The long concert comprised 13 presentations that varied from Cruel Sisters, a haunting Anglo-American tale of internecine siblings sung with piercing beauty by Kristi Catt in collaboration with the accomplished and emotive Hui Weng on the guzheng to a splendid but understated ending with Contemporary Improvisation’s founder Ran Blake playing the Ary Barroso’s Brazil/Biai and Antonio Carlos Jobim’s Desafinado in an intentionally blacked out Brown Hall. During panoply of performances, my ears sampled sounds that ran from the sublime to the profane and back.
A spellbinding Improvisation on Gheychak for Persian bowed lute, opened the festivities, here rendered on the sitar by Nima Janmohammadi in memory of the eminent sitarist and ethnomusicologist, Peter Row, long-time NEC faculty member who died in April (and whose memorial concert will take place September 20th at NEC).
MacAdam-Somer and Netsky then provided an upbeat set of Reels from County Klez, combining a touch of Irish humor to traditional klezmer music, and lightening the mood.
Pianist Steven Long played “Guggul” from Anthony Coleman’s 9-section work, Streams, the whole of which premiered to considerable approbation on May 2nd as part of the 150th celebration of NEC. Coleman’s hallmark improvisation and composition melded strains of jazz, contemporary chamber music, classical, and various types of Jewish music—all of which has wide appeal.
As the evening unfolded further, the prevailing mood changed with each offering, along with the setups.

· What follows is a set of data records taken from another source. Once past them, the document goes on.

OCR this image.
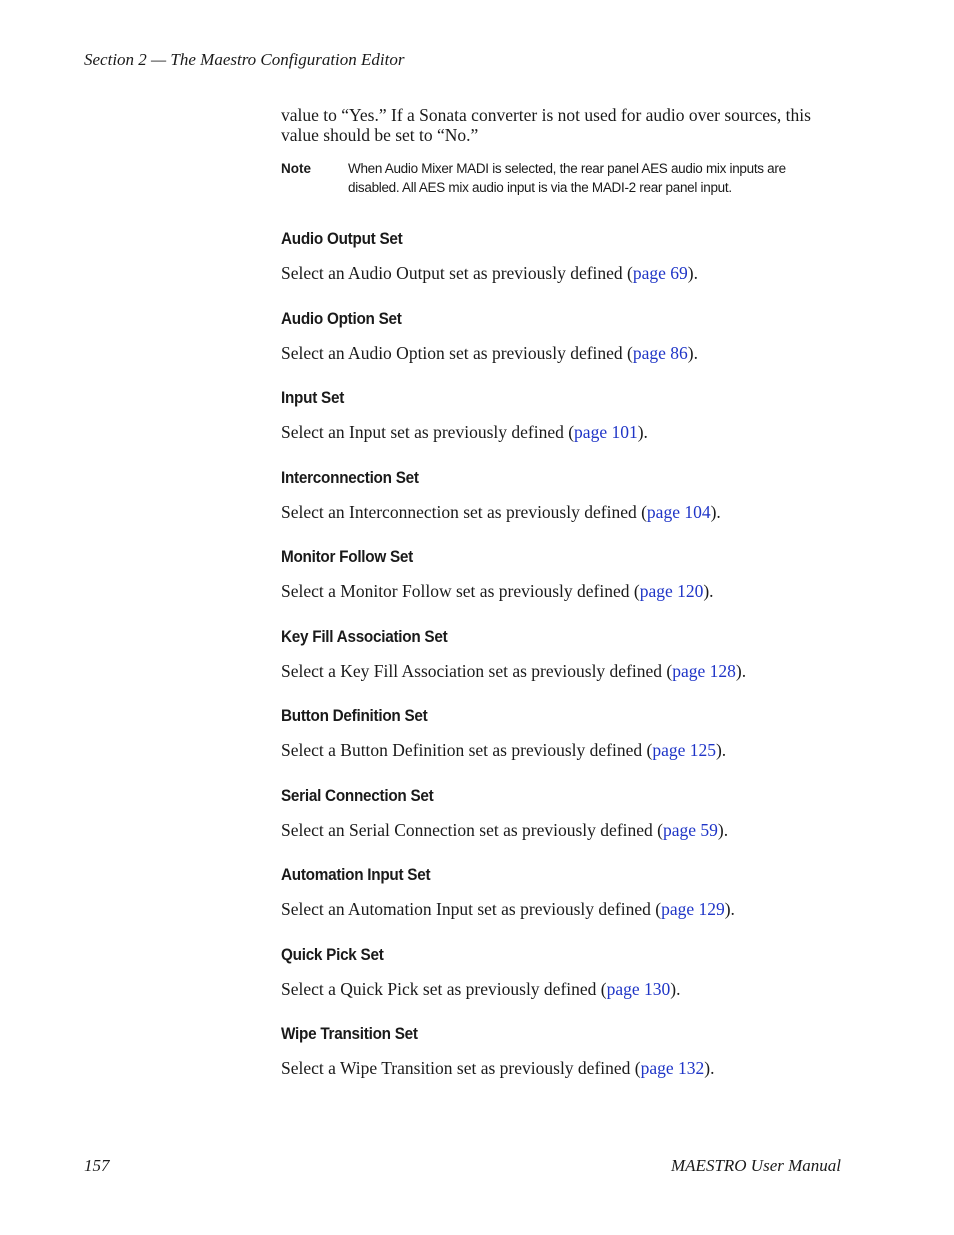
Section 2 — The Maestro Configuration Editor

value to “Yes.” If a Sonata converter is not used for audio over sources, this value should be set to “No.”

Note	When Audio Mixer MADI is selected, the rear panel AES audio mix inputs are disabled. All AES mix audio input is via the MADI-2 rear panel input.
Audio Output Set

Select an Audio Output set as previously defined (page 69).

Audio Option Set

Select an Audio Option set as previously defined (page 86).

Input Set

Select an Input set as previously defined (page 101).

Interconnection Set

Select an Interconnection set as previously defined (page 104).

Monitor Follow Set

Select a Monitor Follow set as previously defined (page 120).

Key Fill Association Set

Select a Key Fill Association set as previously defined (page 128).

Button Definition Set

Select a Button Definition set as previously defined (page 125).

Serial Connection Set

Select an Serial Connection set as previously defined (page 59).

Automation Input Set

Select an Automation Input set as previously defined (page 129).

Quick Pick Set

Select a Quick Pick set as previously defined (page 130).

Wipe Transition Set

Select a Wipe Transition set as previously defined (page 132).

157	MAESTRO User Manual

Tanya Kalmanovitch fetchingly read and played violin with Netsky on accordion to introduce Métis fiddling—a style derived from the French term for someone of mixed heritage, here meaning people with mixed European and Native American heritage, going back to the fur trading days in the early 19th Century. Andre (Andy) DeJarlis, who lived from 1914-1975, brought the genre to prominence, with tunes such as The Manitoba Waltz. Here Kalmanovitch shared her origins and path in music in a wry prose poem and with her saucy, playful musicianship.
Composer and jazz pianist Bert Seager took a deep and moving approach that combines the fundamentals of harmony and rhythm to improvisation and composition, which some would call comprovisation. Seager on piano and MacAdam-Somer on violin delivered his Weightless, which has contrapuntal Bach-like phrasing and some parts reminiscent of Bolling but with a unique, insistent voice.

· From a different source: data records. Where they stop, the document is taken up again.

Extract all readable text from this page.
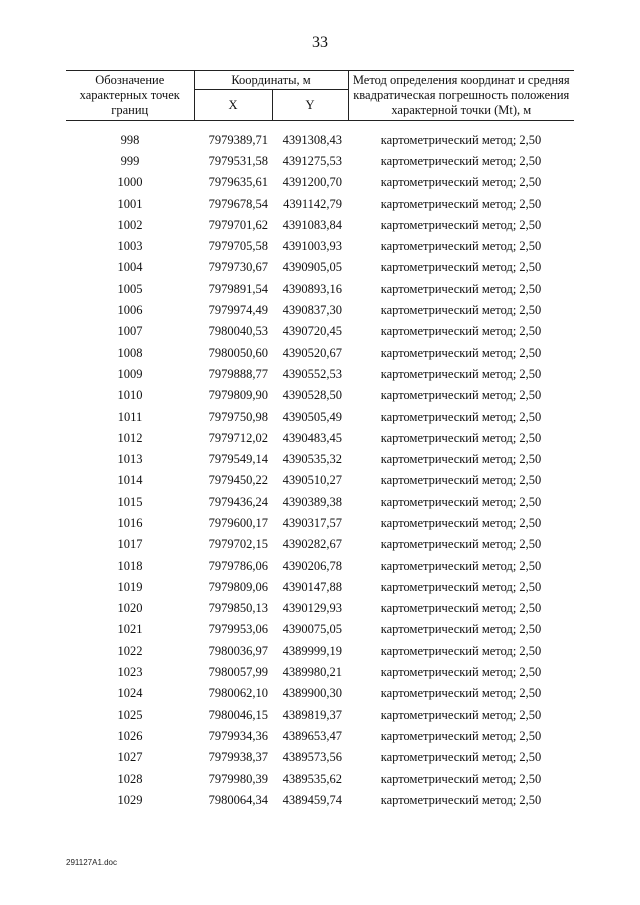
33
Обозначение характерных точек границ	Координаты, м		Метод определения координат и средняя квадратическая погрешность положения характерной точки (Mt), м
	X	Y	

998	7979389,71	4391308,43	картометрический метод; 2,50
999	7979531,58	4391275,53	картометрический метод; 2,50
1000	7979635,61	4391200,70	картометрический метод; 2,50
1001	7979678,54	4391142,79	картометрический метод; 2,50
1002	7979701,62	4391083,84	картометрический метод; 2,50
1003	7979705,58	4391003,93	картометрический метод; 2,50
1004	7979730,67	4390905,05	картометрический метод; 2,50
1005	7979891,54	4390893,16	картометрический метод; 2,50
1006	7979974,49	4390837,30	картометрический метод; 2,50
1007	7980040,53	4390720,45	картометрический метод; 2,50
1008	7980050,60	4390520,67	картометрический метод; 2,50
1009	7979888,77	4390552,53	картометрический метод; 2,50
1010	7979809,90	4390528,50	картометрический метод; 2,50
1011	7979750,98	4390505,49	картометрический метод; 2,50
1012	7979712,02	4390483,45	картометрический метод; 2,50
1013	7979549,14	4390535,32	картометрический метод; 2,50
1014	7979450,22	4390510,27	картометрический метод; 2,50
1015	7979436,24	4390389,38	картометрический метод; 2,50
1016	7979600,17	4390317,57	картометрический метод; 2,50
1017	7979702,15	4390282,67	картометрический метод; 2,50
1018	7979786,06	4390206,78	картометрический метод; 2,50
1019	7979809,06	4390147,88	картометрический метод; 2,50
1020	7979850,13	4390129,93	картометрический метод; 2,50
1021	7979953,06	4390075,05	картометрический метод; 2,50
1022	7980036,97	4389999,19	картометрический метод; 2,50
1023	7980057,99	4389980,21	картометрический метод; 2,50
1024	7980062,10	4389900,30	картометрический метод; 2,50
1025	7980046,15	4389819,37	картометрический метод; 2,50
1026	7979934,36	4389653,47	картометрический метод; 2,50
1027	7979938,37	4389573,56	картометрический метод; 2,50
1028	7979980,39	4389535,62	картометрический метод; 2,50
1029	7980064,34	4389459,74	картометрический метод; 2,50
291127A1.doc
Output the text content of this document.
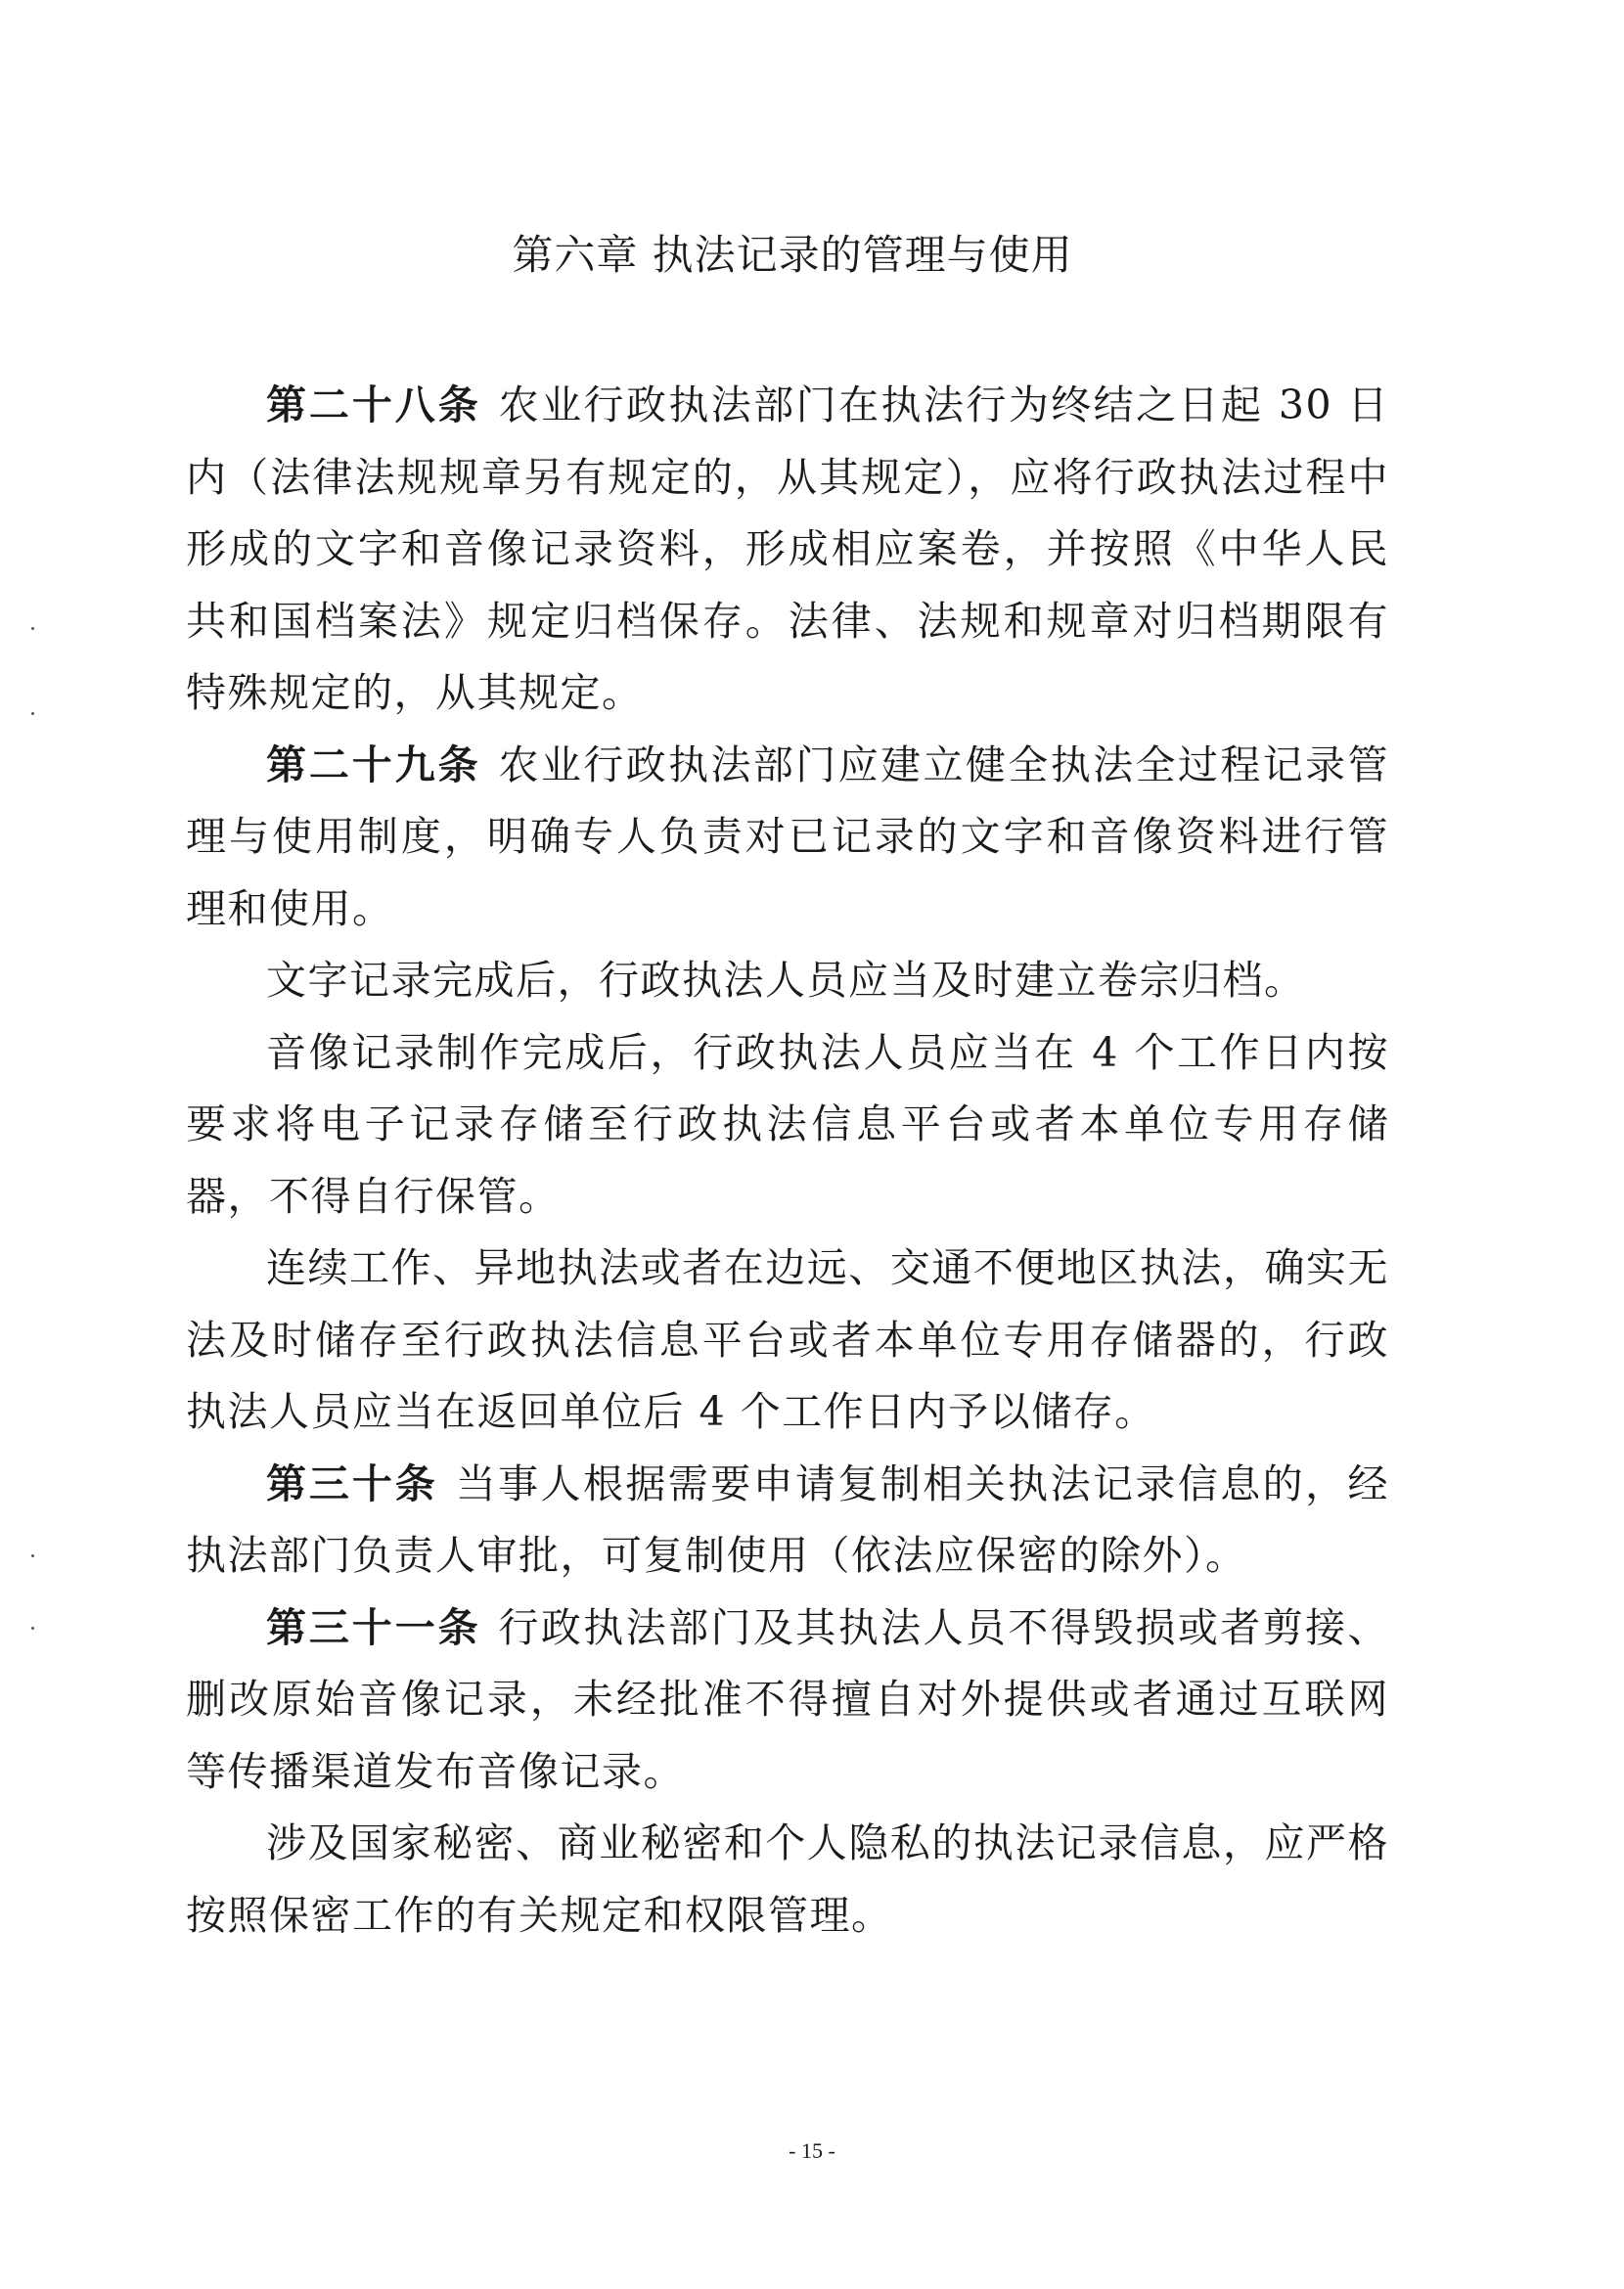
第六章 执法记录的管理与使用

第二十八条 农业行政执法部门在执法行为终结之日起 30 日内（法律法规规章另有规定的，从其规定），应将行政执法过程中形成的文字和音像记录资料，形成相应案卷，并按照《中华人民共和国档案法》规定归档保存。法律、法规和规章对归档期限有特殊规定的，从其规定。

第二十九条 农业行政执法部门应建立健全执法全过程记录管理与使用制度，明确专人负责对已记录的文字和音像资料进行管理和使用。

文字记录完成后，行政执法人员应当及时建立卷宗归档。

音像记录制作完成后，行政执法人员应当在 4 个工作日内按要求将电子记录存储至行政执法信息平台或者本单位专用存储器，不得自行保管。

连续工作、异地执法或者在边远、交通不便地区执法，确实无法及时储存至行政执法信息平台或者本单位专用存储器的，行政执法人员应当在返回单位后 4 个工作日内予以储存。

第三十条 当事人根据需要申请复制相关执法记录信息的，经执法部门负责人审批，可复制使用（依法应保密的除外）。

第三十一条 行政执法部门及其执法人员不得毁损或者剪接、删改原始音像记录，未经批准不得擅自对外提供或者通过互联网等传播渠道发布音像记录。

涉及国家秘密、商业秘密和个人隐私的执法记录信息，应严格按照保密工作的有关规定和权限管理。

- 15 -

Many musical and oral traditions blended succinctly in two sets. Jerry Leake and colleagues began with tabla and others continued with recorded vocals in Kind or a Three. They Spoke, went on with Linda Chase with Leake on percussion, Netsky on piano, Chase on flute and as reader of “On the Fifth Day” by Jane Hirschfield, along with Sam Jones and Grace Ward contributing vocals.
The rest of the concert was replete with possibilities: Lautaro Mantilla, on guitar with MacAdam-Somer, with voice and violin crafted Tonadas de Ordeño, written in 1985 by the Venezuelan singer Soledad Bravo into their own powerful version.

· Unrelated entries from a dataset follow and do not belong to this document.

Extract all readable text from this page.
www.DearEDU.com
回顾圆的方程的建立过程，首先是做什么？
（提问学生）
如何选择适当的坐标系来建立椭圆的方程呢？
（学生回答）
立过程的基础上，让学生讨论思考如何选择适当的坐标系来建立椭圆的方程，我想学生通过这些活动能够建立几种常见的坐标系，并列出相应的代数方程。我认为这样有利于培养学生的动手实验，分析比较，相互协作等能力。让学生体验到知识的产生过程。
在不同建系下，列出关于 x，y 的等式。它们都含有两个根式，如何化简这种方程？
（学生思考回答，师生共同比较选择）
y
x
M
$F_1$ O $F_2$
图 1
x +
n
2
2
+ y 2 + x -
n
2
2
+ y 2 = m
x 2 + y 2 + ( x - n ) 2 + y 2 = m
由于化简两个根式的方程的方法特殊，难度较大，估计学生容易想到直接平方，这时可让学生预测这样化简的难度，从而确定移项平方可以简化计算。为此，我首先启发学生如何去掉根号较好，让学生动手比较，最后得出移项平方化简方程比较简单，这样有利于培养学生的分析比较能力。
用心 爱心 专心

Paradox, by self-taught guitarist and composer Joe Morris, apparently “allows for five modes of interaction, three expressions of pulse and the use of melodic and sound structure”—in any manner the musicians wish. The collective interplay in the brief version we heard from Morris on guitar, Elinor Speirs on violin and Brad Barrett on double bass, mesmerized.
George Jones, who died in Nashville in 2013, released Mr. Fool in 1991, and here it was updated by MacAdam-Somer, Netsky and Mark Zaleski on double bass. What an interesting reconfiguration of country music!
Improvisation on the work of Haci Arif Bey, Nihavend Taksim/ Nihavend Şarki “Bakmiyor çeşm-i—siyah” brought us back to the Middle East with Mal Barsamian on clarinet and Mehmet Sanlikol on oud and vocals.
After such a sound- and thought-provoking evening, I left wanting to hear more and wanting to try some new sounds at home, if I could be assured that only my cat would hear me. More events from NEC’s Contemporary Improvisation students and faculty will occur throughout the year. Don’t miss these opportunities!